Story by Lily Harris, Assistant Sports Editor
As the sound of hooves hit loose dirt, the Murray State equestrian team began their season.
The Murray State equestrian team started as a club level sport in 1973. Because of its popularity in 2008, director of Athletics Allen Ward changed the club status to a varsity sport.
The team now competes in the Intercollegiate Horse Show Association the categories of hunt seat and stock or western seat.
There are more than 8,300 students that compete in this division from the U.S. and Canada.
The equestrian team is compiled of two different teams: hunt and stock. Both are led by Head Coach Sue Robinson.
This year 51 students tried out for the hunt team, we also had 72 students try out for stock. Robinson said.
Stock seat or western riding and hunter seat are styles of riding that focuses on the rider’s ability. A judge will base the winner of a class on how well each rider can ride a horse that they have never been on. In the IHSA there are 240 hunt seat riders, 81 stock riders and 18 riders do both styles.
Each style of riding comes with its own dress. Hunt seat attire is a formal style that consists of a black or navy coat with a white or lightly colored button-down shirt. Pants also known as “breeches” can be beige, green-beige or a similar color.
Riders are also required to wear an approved helmet and black field boots. For western style, It is required to wear chaps over your pants, a fitted blouse and a western hat.
One difference between stock and hunt is the horse’s tack. Tack is the piece of equipment that you place on a horse. Stock tack consists of a western style saddle, bridle and bit.
A western saddle is considered the “cowboy saddle,” which is similar to what one might see in movies.
The horn on the saddle is the rounded piece of the saddle designed for roping cattle and for holding on when needed. This saddle is designed for comfort and support of the rider.
The bridle is what goes over the horse’s head and helps the rider with connection to their horse. Only certain types of bits are allowed in showing.

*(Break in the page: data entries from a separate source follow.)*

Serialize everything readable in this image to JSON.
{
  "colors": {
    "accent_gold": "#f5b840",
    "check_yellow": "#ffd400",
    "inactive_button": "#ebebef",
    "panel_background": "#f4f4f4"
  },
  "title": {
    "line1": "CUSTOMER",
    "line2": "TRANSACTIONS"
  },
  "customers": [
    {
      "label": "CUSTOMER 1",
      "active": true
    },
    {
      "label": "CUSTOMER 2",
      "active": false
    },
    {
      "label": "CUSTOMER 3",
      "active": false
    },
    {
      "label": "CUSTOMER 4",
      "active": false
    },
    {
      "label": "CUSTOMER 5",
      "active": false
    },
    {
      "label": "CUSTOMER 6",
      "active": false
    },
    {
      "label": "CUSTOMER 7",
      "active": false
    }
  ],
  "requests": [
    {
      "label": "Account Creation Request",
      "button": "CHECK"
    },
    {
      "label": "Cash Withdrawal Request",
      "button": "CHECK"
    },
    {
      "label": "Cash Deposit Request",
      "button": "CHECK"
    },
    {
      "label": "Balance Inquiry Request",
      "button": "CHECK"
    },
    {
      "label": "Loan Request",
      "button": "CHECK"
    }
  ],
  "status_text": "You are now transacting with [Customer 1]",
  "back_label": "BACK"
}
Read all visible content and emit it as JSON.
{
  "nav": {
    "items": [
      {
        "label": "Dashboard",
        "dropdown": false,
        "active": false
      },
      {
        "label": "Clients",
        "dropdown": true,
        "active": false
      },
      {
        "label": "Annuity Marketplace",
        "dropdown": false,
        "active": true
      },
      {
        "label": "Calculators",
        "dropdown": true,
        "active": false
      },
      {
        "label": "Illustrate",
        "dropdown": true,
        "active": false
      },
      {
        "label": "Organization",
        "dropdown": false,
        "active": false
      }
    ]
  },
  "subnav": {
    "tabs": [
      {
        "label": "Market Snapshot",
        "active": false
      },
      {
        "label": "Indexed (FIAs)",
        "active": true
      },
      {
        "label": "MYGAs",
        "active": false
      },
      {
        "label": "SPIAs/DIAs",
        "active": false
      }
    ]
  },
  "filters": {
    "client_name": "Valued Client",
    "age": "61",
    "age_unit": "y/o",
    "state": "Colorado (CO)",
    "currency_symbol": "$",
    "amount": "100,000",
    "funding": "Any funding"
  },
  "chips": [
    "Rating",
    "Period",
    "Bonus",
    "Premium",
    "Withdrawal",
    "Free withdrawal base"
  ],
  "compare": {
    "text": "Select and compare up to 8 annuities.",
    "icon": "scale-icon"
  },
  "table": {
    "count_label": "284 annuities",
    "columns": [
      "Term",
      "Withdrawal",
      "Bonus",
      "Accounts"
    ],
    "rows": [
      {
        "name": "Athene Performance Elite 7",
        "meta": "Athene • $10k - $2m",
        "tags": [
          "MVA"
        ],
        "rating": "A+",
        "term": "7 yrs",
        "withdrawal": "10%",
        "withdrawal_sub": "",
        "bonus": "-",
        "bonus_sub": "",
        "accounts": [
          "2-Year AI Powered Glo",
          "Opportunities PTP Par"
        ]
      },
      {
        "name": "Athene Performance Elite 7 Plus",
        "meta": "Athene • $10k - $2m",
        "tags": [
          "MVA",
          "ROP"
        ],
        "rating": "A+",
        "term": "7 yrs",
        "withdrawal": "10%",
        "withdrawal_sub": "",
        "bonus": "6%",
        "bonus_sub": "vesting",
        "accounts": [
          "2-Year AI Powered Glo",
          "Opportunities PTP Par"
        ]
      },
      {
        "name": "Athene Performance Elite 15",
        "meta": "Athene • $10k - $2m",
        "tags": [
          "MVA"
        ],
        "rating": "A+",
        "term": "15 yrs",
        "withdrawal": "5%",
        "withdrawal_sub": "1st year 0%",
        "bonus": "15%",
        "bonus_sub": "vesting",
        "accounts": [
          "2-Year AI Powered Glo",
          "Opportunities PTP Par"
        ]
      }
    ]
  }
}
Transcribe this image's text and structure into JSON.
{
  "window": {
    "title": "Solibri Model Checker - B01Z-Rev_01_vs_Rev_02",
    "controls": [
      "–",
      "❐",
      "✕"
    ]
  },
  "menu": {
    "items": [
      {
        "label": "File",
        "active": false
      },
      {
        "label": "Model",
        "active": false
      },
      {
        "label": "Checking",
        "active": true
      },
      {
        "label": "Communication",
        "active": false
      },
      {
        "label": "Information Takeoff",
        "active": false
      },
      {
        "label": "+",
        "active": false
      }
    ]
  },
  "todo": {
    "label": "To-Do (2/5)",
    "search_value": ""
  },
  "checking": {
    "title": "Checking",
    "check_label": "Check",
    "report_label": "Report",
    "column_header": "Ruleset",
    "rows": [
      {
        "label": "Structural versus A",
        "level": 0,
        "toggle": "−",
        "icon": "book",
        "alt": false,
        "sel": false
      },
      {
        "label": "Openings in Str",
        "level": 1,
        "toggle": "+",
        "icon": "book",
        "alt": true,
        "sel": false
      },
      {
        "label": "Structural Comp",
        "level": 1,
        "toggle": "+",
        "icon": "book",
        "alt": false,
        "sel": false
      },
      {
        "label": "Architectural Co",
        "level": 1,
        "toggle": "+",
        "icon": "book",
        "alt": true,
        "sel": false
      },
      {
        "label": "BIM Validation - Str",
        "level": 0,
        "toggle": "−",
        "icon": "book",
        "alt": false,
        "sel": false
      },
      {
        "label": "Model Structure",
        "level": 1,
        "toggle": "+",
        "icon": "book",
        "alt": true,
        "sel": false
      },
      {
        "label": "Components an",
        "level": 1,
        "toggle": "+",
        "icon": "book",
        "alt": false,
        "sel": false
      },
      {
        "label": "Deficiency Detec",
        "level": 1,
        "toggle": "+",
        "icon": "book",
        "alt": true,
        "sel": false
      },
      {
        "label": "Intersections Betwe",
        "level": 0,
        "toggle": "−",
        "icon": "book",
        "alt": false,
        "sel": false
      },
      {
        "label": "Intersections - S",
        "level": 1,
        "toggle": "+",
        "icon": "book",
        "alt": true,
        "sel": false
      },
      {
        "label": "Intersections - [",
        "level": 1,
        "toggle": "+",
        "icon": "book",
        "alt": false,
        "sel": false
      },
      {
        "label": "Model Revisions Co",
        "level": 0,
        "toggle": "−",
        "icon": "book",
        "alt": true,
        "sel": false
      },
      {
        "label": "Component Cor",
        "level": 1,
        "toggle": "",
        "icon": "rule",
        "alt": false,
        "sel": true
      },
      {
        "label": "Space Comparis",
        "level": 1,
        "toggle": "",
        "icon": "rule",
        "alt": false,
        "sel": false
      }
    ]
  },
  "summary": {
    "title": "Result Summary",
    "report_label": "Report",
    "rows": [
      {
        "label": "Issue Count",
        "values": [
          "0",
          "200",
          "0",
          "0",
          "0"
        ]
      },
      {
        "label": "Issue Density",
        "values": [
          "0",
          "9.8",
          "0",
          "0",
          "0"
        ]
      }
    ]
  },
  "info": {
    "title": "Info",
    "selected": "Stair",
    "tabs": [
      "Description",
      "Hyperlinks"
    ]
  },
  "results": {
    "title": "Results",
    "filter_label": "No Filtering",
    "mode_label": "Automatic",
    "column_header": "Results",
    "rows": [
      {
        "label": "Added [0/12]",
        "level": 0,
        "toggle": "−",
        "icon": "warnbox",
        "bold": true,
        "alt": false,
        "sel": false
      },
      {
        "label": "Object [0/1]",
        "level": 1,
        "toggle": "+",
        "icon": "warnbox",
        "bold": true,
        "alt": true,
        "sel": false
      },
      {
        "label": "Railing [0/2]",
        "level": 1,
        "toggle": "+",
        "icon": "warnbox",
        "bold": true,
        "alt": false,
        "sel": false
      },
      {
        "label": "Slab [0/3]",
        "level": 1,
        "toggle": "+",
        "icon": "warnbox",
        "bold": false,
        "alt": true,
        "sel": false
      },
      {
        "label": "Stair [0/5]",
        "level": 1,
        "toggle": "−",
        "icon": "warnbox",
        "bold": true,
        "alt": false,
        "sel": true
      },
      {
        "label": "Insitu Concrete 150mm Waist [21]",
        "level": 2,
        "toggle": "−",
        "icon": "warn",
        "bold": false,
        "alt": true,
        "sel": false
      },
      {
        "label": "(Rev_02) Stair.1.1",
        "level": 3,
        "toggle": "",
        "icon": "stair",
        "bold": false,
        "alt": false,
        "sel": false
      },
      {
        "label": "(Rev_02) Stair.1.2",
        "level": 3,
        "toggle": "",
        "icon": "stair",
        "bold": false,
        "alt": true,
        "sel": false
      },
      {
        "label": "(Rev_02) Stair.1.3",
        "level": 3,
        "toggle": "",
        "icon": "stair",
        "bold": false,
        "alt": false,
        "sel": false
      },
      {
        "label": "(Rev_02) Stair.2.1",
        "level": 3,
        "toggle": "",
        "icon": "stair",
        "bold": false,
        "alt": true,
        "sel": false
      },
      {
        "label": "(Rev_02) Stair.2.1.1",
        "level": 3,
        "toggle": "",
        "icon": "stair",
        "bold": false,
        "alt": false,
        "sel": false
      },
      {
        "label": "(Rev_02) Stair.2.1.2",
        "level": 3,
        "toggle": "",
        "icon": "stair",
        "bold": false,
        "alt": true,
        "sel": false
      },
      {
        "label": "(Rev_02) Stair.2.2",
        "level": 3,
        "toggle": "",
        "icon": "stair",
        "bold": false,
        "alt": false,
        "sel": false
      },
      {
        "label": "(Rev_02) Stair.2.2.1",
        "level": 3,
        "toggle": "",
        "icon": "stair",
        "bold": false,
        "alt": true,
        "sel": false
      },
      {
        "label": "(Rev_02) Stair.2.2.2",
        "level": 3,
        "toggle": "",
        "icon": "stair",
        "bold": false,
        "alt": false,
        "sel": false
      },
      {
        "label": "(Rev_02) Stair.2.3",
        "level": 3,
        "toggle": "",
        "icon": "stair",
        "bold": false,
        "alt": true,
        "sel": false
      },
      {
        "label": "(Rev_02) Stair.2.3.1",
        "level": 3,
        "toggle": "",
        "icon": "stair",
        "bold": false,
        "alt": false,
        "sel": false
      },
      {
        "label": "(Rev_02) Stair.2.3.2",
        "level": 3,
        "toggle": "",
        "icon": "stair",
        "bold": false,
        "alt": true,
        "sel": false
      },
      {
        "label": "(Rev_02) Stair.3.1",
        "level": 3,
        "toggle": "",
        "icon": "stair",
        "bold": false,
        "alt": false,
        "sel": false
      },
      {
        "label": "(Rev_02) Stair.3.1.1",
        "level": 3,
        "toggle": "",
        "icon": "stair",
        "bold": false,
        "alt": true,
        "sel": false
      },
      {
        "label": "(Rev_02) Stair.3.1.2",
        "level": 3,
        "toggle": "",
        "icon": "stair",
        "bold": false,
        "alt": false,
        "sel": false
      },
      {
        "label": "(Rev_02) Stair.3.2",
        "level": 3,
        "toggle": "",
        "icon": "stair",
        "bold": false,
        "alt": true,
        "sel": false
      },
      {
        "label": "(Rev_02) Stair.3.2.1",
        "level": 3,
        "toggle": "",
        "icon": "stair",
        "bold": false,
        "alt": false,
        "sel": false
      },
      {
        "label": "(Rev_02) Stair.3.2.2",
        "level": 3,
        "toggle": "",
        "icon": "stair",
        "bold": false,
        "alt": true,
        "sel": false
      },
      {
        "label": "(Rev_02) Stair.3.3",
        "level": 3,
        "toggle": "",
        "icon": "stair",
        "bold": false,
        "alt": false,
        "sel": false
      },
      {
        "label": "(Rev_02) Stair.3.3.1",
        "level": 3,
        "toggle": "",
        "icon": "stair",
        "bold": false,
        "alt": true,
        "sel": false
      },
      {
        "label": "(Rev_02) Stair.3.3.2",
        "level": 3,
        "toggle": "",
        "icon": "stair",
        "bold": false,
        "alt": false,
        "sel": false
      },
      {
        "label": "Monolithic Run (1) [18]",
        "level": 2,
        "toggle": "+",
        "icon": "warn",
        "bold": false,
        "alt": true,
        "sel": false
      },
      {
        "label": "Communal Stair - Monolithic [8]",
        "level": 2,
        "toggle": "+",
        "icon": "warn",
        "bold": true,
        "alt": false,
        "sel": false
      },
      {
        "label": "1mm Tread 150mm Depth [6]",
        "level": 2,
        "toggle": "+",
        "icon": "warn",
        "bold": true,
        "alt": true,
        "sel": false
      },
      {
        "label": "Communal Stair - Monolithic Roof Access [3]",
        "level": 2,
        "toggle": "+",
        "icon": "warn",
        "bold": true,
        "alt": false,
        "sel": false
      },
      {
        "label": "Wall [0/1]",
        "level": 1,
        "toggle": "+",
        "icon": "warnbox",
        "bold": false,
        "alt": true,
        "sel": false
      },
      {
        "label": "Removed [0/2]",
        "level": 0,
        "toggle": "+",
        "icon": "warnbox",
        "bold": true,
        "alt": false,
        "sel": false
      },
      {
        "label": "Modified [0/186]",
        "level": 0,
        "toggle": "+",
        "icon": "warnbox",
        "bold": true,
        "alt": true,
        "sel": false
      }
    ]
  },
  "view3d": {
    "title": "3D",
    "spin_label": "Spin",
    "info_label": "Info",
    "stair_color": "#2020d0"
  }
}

Hunt tack consist of an English saddle, bridle and bit. The design of the English saddle was developed to allow the horse freedom of movement. Unlike the western saddle, there is no horn.
The bridle consists of a headstall that is connected to the bit. Most of the bits used in show are snaffle bits.
Cassidy Gatlin, senior and one of the hunt team captains, has been on the hunt team since her freshman year.
“My favorite part of being on the team is how we are able to learn from each other,” Gatlin said. “Since riding tends to be an individual sport it is very difficult to have a huge group of people who are there to support you and see you do well.”
The Murray State equestrian team starts showing at the end of September with the hunt team starting at Sewanee: The University of the South, followed by the stock team on Oct. 10 at Roane State Community College.